Беспокойство, появившееся на их лицах, наполнило мои глаза слезами. Я нацепила на лицо сияющую улыбку.

– О, я в этом туре отлично питалась. Много пельменей, лапши и всего такого.

Они кивнули, довольные. Конечно, это была ложь. Одна из многих, чтобы мои родители не сошли с ума. Если бы они знали, как мало я ем и сплю… что ж, я не могла не делать этого. Я знала, на какие жертвы пошла моя семья, чтобы я оказалась тут. Самое меньшее, что я могла сделать – не позволить им беспокоиться обо мне.

Я повесила трубку, но тоска по дому давила на меня. Или это было снотворное? Конечности налились тяжестью, но мой разум лихорадочно работал. Я заползла в постель, не умывшись и не почистив зубы, пушистое белое одеяло поглотило меня, словно чудовище. Роскошные простыни скользили по мне, охлаждая мою уютную пижаму. Я тепло одевалась на ночь – привычка, которую я приобрела, живя в Корее.

В первую ночь, которую я провела в общежитии тренировочного лагеря, я легла спать в майке и трусах, и другие девушки подняли меня на смех. Так же, как когда я сказала ppanseuh – как называли нижнее белье мои родители. Еще один промах, делавший очевидным мое американское происхождение. Вероятно, это старое японское слово использовали сейчас лишь бабки. Крутые ребята тут говорили «труселя». Или трусики. И никто не спал здесь только в трусах.

Сестринство, испытание огнем – это я прошла в первые пару лет обучения. Все для того, чтобы оказаться тут, в этом самом гостиничном номере, в этом городе, так далеко от дома. Чтобы подняться на вершину, став звездой K-Pop. Принцессой, королевой. Иллюзия в пастельных тонах и сапогах на шпильке.

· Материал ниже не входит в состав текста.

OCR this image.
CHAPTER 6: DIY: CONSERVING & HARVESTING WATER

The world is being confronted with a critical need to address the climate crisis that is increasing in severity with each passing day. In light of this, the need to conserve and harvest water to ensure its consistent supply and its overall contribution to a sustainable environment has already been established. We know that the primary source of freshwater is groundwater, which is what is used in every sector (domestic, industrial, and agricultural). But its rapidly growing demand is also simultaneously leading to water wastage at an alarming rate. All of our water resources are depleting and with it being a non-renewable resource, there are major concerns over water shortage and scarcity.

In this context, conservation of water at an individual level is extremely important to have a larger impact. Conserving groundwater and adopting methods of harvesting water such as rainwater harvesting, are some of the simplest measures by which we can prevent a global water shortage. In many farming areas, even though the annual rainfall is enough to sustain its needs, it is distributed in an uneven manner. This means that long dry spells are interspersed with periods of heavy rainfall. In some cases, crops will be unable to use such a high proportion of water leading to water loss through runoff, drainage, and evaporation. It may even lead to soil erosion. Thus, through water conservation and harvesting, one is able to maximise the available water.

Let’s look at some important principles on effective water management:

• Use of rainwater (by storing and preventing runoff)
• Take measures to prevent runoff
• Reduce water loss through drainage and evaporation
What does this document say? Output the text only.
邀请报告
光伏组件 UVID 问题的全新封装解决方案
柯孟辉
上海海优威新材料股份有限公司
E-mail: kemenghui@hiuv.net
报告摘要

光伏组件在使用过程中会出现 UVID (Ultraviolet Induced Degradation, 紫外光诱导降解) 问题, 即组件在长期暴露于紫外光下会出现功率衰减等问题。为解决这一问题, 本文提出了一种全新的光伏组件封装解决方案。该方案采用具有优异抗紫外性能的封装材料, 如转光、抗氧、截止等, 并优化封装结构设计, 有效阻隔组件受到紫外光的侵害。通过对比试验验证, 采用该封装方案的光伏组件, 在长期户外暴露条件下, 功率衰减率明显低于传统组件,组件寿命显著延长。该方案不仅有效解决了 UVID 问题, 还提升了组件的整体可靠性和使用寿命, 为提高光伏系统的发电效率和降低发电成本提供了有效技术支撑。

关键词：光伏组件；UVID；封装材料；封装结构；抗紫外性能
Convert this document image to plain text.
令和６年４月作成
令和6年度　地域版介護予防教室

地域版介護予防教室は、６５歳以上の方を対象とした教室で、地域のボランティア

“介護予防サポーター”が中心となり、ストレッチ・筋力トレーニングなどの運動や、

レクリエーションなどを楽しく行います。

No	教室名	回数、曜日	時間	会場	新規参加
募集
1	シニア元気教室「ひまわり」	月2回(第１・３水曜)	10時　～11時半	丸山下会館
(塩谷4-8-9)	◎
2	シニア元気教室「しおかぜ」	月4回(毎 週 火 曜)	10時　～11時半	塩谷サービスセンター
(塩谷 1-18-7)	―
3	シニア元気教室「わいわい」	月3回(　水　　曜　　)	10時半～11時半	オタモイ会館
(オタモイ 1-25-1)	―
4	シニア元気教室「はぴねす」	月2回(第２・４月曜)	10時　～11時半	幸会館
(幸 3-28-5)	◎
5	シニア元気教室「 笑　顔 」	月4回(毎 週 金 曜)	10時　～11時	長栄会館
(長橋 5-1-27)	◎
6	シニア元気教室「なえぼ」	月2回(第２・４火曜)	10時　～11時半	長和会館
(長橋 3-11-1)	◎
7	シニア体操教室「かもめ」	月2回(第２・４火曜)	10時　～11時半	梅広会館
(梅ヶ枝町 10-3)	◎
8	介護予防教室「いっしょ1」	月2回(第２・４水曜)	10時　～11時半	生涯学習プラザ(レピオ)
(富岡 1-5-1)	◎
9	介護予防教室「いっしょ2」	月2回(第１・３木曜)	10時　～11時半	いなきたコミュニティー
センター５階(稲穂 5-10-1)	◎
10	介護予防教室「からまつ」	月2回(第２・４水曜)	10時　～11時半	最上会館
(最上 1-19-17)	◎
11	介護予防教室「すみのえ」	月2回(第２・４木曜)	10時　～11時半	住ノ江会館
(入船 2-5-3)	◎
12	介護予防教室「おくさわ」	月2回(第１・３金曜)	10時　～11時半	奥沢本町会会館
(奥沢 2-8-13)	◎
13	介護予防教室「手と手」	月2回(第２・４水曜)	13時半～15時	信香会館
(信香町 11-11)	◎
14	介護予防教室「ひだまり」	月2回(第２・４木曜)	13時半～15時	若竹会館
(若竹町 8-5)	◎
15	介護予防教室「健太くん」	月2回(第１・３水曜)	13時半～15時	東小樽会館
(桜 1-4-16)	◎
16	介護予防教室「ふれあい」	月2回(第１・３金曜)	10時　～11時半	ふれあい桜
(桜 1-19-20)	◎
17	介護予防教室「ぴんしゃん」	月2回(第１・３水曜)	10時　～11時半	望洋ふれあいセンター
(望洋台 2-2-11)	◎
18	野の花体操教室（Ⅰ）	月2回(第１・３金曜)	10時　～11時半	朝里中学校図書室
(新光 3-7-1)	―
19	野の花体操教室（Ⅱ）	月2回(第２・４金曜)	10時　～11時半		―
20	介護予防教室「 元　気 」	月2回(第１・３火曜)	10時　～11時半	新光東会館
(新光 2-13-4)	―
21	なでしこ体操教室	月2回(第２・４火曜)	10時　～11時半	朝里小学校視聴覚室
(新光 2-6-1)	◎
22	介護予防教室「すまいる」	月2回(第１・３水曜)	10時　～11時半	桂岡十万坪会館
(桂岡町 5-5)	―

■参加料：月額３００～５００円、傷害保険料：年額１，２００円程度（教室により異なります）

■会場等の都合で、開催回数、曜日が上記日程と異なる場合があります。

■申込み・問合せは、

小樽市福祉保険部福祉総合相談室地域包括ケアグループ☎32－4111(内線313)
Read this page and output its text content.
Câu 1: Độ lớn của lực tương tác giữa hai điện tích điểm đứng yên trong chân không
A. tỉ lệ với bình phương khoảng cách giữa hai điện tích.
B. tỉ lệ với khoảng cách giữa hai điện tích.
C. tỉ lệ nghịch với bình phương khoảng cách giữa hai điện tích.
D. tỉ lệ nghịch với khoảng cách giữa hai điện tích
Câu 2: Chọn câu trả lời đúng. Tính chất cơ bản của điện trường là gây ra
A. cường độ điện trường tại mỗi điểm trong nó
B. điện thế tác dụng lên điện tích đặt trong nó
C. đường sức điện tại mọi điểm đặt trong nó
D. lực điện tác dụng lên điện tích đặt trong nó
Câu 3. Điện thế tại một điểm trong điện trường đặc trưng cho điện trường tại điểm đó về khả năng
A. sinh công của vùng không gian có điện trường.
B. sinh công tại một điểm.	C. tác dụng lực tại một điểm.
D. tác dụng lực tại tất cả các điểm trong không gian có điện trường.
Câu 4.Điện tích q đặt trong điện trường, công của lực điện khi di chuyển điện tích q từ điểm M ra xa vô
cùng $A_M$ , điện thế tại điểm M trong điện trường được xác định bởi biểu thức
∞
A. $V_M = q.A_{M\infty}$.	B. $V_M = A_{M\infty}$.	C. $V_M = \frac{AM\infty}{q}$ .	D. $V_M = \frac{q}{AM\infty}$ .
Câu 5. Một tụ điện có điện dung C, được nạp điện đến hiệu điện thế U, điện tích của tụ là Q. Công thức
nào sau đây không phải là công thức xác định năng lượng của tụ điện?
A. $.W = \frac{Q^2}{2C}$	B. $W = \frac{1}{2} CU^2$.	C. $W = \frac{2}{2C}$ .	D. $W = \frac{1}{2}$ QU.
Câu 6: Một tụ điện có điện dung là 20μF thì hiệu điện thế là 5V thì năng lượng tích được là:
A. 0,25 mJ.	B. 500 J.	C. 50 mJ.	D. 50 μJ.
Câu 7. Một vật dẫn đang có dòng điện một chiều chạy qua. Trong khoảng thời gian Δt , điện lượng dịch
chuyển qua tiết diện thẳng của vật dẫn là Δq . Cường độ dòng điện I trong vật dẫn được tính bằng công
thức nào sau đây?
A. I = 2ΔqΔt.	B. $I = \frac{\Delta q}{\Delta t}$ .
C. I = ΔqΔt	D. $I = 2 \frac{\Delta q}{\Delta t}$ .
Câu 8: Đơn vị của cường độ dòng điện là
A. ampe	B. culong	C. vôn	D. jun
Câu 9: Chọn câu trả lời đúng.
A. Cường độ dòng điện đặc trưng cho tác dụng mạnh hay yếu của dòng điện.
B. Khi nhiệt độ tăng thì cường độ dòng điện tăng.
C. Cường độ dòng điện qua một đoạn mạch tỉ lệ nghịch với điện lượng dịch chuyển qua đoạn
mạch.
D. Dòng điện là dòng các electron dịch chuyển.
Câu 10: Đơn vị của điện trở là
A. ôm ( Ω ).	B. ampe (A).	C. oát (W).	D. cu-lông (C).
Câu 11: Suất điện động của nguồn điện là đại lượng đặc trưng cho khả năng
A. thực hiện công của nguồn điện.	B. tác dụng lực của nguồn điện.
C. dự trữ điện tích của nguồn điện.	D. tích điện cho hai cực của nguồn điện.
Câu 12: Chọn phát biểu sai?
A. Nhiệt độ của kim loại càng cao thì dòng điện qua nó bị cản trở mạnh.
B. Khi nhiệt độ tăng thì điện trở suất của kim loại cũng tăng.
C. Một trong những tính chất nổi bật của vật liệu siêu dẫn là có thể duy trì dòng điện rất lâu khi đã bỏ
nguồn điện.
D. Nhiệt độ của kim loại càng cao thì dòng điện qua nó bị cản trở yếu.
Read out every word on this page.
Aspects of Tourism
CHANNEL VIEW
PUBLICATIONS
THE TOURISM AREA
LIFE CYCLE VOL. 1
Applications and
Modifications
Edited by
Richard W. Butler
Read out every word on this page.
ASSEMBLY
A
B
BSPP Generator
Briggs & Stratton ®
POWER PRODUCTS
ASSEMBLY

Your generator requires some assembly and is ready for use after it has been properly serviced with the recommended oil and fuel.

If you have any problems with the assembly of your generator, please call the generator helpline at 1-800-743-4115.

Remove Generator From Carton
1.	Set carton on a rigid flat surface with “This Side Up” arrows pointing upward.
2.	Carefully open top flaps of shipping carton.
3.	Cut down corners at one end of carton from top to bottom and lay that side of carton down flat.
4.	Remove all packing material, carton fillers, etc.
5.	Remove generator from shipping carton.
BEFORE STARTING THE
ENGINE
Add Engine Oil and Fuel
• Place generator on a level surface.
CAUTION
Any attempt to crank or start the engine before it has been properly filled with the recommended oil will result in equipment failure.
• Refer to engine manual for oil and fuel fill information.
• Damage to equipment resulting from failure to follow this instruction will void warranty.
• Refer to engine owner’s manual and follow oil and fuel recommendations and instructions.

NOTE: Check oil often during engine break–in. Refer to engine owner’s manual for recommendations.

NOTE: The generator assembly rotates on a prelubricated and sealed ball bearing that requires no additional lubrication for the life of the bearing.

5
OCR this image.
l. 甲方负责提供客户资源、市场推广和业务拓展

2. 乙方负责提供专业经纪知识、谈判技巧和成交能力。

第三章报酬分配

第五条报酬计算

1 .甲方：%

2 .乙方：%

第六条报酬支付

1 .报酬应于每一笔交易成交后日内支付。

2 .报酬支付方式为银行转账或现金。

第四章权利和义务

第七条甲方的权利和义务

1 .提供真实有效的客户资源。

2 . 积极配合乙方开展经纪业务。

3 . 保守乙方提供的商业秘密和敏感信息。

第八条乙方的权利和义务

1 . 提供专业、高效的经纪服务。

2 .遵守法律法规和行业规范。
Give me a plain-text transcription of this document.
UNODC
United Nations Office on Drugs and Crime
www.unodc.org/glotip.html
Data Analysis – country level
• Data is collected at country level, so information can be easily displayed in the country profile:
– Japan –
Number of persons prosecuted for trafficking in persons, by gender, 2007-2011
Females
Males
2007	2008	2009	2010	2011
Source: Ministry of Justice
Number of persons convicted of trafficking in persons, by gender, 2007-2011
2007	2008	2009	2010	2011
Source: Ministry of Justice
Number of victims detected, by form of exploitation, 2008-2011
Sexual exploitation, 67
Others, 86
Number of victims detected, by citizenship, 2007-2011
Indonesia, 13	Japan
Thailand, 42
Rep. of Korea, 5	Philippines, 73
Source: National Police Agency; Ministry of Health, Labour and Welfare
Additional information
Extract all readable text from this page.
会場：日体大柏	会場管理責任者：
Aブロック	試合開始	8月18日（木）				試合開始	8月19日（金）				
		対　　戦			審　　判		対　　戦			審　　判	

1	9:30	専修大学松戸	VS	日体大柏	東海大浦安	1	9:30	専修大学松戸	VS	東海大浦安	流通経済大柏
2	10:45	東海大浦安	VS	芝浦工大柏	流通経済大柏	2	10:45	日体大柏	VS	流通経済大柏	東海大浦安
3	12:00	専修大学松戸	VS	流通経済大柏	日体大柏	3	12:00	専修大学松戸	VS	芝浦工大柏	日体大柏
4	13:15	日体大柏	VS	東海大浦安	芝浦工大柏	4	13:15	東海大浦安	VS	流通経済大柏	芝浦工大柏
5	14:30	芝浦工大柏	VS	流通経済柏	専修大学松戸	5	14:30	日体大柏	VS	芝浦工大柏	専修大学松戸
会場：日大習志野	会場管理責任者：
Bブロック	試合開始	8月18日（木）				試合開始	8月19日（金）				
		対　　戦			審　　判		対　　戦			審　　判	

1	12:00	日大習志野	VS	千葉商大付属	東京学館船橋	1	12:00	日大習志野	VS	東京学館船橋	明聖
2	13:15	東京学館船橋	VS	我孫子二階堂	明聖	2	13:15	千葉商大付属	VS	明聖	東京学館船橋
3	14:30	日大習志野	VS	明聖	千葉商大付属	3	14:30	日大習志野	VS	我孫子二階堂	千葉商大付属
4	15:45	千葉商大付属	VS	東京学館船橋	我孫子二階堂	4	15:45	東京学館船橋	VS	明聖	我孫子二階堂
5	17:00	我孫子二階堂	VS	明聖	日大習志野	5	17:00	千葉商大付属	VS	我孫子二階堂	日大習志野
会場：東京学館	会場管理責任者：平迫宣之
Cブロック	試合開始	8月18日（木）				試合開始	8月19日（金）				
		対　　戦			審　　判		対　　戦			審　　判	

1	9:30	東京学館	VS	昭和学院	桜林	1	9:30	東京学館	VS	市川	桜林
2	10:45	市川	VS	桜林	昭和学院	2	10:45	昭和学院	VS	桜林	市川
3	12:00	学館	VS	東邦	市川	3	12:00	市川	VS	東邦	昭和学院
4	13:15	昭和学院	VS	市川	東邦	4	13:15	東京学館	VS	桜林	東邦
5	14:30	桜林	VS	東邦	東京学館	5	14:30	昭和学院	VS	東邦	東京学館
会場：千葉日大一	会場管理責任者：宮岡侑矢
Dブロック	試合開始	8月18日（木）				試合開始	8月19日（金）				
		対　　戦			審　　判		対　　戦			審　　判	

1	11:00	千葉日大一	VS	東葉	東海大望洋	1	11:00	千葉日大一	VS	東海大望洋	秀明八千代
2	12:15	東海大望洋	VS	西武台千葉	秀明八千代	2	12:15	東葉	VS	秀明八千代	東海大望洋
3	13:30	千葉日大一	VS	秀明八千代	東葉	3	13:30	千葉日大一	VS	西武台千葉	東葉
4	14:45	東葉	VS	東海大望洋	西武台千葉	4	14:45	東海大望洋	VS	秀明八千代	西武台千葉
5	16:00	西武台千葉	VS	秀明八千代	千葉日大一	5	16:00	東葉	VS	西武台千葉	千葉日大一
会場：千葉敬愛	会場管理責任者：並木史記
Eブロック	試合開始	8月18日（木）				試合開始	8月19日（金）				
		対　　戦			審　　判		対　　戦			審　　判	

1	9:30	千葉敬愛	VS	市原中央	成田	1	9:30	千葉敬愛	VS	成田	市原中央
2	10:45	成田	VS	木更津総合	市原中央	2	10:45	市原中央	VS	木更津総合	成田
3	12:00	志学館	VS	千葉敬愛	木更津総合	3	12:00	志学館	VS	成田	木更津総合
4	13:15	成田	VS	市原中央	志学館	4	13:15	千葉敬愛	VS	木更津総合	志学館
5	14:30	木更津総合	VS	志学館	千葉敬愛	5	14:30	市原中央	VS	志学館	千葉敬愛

Знаете, в последнее время моя обувь раздражала меня ужасно. Звучало как: «Не позволяйте Лаки носить обувь на плоской подошве, не дай бог, в ней всего пять футов, десять дюймов!». ПЯТЬ! ДЕСЯТЬ! ЭТО! ВЫСОКИЙ! РОСТ!

Когда я начинала думать капс-локом, это означало, что таблетки начали действовать. Я металась в постели, пихала подушку, чтобы взбить ее еще немного. Но, то ли от голода, то ли от раздражения, или от чего-то еще, я никак не могла заснуть. Будильник был выставлен рано, чтобы успеть отрепетировать. Я не могла облажаться на шоу, нет сээээр.

М-м-м. Гамбургеры.

Это стало проблемой. Я все еще была чертовски голодна. Я сбросила одеяла и открыла чемодан. Не став снимать пижамную рубашку, я вылезла из штанов и натянула черные рваные джинсы. Надела свою любимую бейсболку, не привлекавшую ко мне внимания. Мой розовый парик бережно хранила Джи Йон. Затем я накинула тренч верблюжьего цвета и поискала кроссовки, но нигде не смогла найти их.

– Заметка для себя, – пробормотала я. – Кто-то крадет мою обувь.

Бросила взгляд на белые гостиничные туфли рядом с постелью. Они должны подойти.

Я как раз собиралась открыть дверь и выпорхнуть отсюда, когда сообразила, что снаружи стоит Рен. Я погрозила двери кулаком, и в смятении опустилась на колени.

Затем выпрямилась, волосы взметнулись за спиной от быстрого движения. Нет, я смогу. Я умна. Все говорили так, пусть даже потому лишь, что моя звукозаписывающая компания утверждала, будто я поступила в Гарвард.

ХА-ХА-ХА.

Да, круто, документы в Гарвард я подала, питаясь сладким картофелем и учась крутить пируэты против часовой стрелки.

Ладно. Думай, Лаки. Думай.

Через секунду я постучала в дверь.

– Рен? – позвала я тонким, жалостливым голосом.

– Да? Все в порядке? – прогрохотал из-за двери голос Рена.

– Ничего особенного, но… ну… Джи Йон спит, а, хм, ну. Мне нужны таблетки. От менструальных болей.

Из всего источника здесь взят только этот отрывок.